From the super-appreciation of the military profession arises a
corresponding contempt of all other professions whatsoever _paid by
fellow-citizens_, and not by the king or the state. The clerical
profession is in the most abject degradation throughout Southern
Germany; and the reason why this forces itself less imperiously upon
the public notice is, that, in rural situations, from the absence of a
resident gentry (speaking generally), the pastor is brought into rare
collision with those who style themselves _noble_; whilst, in
towns, the clergy find people enough to countenance those who, being in
the same circumstances as to comfort and liberal education, are also
under the same ban of rejection from the "nobility," or born gentry.
The legal profession is equally degraded; even a barrister or advocate
holds a place in the public esteem little differing from that of an Old
Bailey attorney of the worst class. And this result is the less liable
to modification from personal qualities, inasmuch as there is no great
theatre (as with us) for individual display. Forensic eloquence is
unknown in Germany, as it is too generally on the continent, from the
defect of all popular or open judicatures. A similar defect of
deliberative assemblies--such, at least, as represent any popular
influences and debate with open doors--intercepts the very possibility
of senatorial eloquence. [Footnote: The subject is amusingly
illustrated by an anecdote of Goethe, recorded by himself in his
autobiography. Some physiognomist, or phrenologist, had found out, in
Goethe's structure of head, the sure promise of a great orator.
"Strange infatuation of nature!" observes Goethe, on this assurance,
"to endow me so richly and liberally for that particular destination
which only the institutions of my country render impossible. Music for
the deaf! Eloquence without an audience!"] That of the pulpit only
remains. But even of this--whether it be from want of the excitement
and contagious emulation from the other fields of oratory, or from the
peculiar genius of Lutheranism--no models have yet arisen that could,
for one moment, sustain a comparison with those of England or France.
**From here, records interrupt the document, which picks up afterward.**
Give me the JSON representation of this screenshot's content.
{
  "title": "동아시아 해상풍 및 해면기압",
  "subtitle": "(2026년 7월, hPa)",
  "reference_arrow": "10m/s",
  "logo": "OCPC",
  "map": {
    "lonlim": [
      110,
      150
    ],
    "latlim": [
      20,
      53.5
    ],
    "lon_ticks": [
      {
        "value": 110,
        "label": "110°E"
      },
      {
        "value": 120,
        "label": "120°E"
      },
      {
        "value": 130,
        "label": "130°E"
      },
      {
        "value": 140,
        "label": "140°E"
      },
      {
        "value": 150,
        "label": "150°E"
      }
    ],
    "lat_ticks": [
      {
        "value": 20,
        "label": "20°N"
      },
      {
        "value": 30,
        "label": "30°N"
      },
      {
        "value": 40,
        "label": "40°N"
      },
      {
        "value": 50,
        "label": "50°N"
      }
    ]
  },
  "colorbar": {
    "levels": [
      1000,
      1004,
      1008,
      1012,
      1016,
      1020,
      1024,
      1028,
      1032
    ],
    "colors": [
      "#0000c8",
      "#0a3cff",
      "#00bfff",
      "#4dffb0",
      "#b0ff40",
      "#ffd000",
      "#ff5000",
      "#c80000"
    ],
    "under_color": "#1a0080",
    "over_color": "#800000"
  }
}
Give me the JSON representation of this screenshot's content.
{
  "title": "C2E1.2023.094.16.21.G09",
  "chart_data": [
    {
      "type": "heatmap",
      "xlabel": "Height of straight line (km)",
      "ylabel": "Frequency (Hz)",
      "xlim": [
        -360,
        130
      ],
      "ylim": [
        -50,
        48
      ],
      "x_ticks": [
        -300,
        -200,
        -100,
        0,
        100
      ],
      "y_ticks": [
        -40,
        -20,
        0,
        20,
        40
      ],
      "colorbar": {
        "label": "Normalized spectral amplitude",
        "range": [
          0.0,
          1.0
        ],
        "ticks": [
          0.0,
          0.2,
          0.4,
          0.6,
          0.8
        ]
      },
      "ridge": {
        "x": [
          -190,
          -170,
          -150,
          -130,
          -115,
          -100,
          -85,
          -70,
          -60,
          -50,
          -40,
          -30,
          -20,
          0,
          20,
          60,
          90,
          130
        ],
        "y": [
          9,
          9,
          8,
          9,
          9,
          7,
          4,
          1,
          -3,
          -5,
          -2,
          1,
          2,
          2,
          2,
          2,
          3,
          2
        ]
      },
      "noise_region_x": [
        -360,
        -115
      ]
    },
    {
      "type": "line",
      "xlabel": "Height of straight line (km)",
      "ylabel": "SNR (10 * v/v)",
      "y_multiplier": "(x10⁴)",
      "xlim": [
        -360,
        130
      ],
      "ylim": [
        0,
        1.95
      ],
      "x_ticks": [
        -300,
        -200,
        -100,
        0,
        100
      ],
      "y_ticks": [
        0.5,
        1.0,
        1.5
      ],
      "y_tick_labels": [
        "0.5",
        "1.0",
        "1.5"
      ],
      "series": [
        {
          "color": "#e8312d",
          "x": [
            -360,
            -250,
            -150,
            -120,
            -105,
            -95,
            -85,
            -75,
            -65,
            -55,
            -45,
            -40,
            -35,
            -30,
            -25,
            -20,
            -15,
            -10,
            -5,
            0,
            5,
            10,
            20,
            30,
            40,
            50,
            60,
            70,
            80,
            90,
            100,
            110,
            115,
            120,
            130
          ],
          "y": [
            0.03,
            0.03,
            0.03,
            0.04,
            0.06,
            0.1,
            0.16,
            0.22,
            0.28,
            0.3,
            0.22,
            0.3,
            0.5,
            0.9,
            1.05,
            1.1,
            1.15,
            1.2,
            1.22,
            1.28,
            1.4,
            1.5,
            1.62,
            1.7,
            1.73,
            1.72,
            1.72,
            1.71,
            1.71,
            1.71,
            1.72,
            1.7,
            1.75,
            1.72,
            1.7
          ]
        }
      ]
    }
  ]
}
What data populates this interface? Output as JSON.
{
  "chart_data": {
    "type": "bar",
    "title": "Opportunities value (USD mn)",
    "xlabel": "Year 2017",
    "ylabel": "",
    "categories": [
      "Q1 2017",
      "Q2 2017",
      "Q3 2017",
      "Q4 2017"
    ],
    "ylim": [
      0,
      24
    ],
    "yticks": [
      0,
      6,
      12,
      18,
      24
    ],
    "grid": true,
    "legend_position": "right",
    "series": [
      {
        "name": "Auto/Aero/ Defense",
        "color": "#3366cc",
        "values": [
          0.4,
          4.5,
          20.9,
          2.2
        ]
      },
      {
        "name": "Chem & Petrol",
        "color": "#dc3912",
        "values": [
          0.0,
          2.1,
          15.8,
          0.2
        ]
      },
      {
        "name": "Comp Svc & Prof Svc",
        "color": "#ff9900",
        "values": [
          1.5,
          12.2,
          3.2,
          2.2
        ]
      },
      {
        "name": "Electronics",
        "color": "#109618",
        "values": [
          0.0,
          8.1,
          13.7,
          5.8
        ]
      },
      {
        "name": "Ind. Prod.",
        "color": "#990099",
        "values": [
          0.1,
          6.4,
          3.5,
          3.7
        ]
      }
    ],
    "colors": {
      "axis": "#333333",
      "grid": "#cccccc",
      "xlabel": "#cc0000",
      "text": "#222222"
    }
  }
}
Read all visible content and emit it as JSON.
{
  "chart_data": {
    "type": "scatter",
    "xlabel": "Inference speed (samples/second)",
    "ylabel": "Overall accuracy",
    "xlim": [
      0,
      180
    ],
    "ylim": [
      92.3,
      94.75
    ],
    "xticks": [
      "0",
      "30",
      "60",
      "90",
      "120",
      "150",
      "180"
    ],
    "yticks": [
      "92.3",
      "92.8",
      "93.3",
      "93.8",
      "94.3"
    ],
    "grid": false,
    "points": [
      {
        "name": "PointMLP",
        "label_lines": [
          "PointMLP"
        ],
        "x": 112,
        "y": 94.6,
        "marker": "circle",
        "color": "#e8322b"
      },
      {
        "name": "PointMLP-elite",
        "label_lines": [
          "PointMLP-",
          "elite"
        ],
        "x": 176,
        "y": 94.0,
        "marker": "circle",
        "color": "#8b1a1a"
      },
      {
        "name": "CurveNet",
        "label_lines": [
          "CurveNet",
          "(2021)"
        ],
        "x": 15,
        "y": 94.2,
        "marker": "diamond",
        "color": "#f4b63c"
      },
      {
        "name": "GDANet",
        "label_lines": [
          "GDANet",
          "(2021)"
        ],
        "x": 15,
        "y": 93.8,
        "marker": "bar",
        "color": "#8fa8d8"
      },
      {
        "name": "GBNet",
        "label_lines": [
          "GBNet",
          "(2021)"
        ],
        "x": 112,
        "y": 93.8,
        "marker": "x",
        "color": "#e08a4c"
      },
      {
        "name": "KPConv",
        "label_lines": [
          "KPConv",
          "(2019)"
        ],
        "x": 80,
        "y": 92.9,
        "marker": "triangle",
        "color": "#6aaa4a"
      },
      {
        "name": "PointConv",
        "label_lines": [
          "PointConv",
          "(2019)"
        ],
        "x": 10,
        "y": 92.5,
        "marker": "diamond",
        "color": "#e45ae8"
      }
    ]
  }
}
The highest names in this department would not, to a foreign ear, carry
with them any of that significance or promise which surrounds the names
of Jeremy Taylor or Barrow, Bossuet or Bourdaloue, to those even who
have no personal acquaintance with their works. This absence of all
fields for gathering public distinctions cooperates, in a very powerful
way, with the contempt of the born gentry, to degrade these
professions; and this double agency is, a third time, reinforced by
those political arrangements which deny every form of state honor or
conspicuous promotion to the very highest description of excellence,
whether of the bar, the pulpit, or the civic council. Not "the fluent
Murray," or the accomplished Erskine, from the English bar--not
Pericles or Demosthenes, from the fierce democracies of Greece--not
Paul preaching at Athens--could snatch a wreath from public homage, nor
a distinction from the state, nor found an influence, nor leave behind
them an operative model, in Germany, as now constituted. Other walks of
emolument are still more despised. Alfieri, a continental "noble," that
is, a born gentleman, speaks of bankers as we in England should of a
Jewish usurer, or tricking money-changer. The liberal trades, such as
those which minister to literature or the fine arts, which, with us,
confer the station of gentleman upon those who exercise them, are, in
the estimate of a continental "noble," fitted to assign a certain rank
or place in the train and equipage of a gentleman, but not to entitle
their most eminent professors to sit down, except by sufferance, in his
presence. And, upon this point, let not the reader derive his notions
from the German books: the vast majority of German authors are not
"noble;" and, of those who are, nine tenths are liberal in this
respect, and speak the language of liberality, not by sympathy with
their own order, or as representing _their_ feelings, but in virtue
of democratic or revolutionary politics.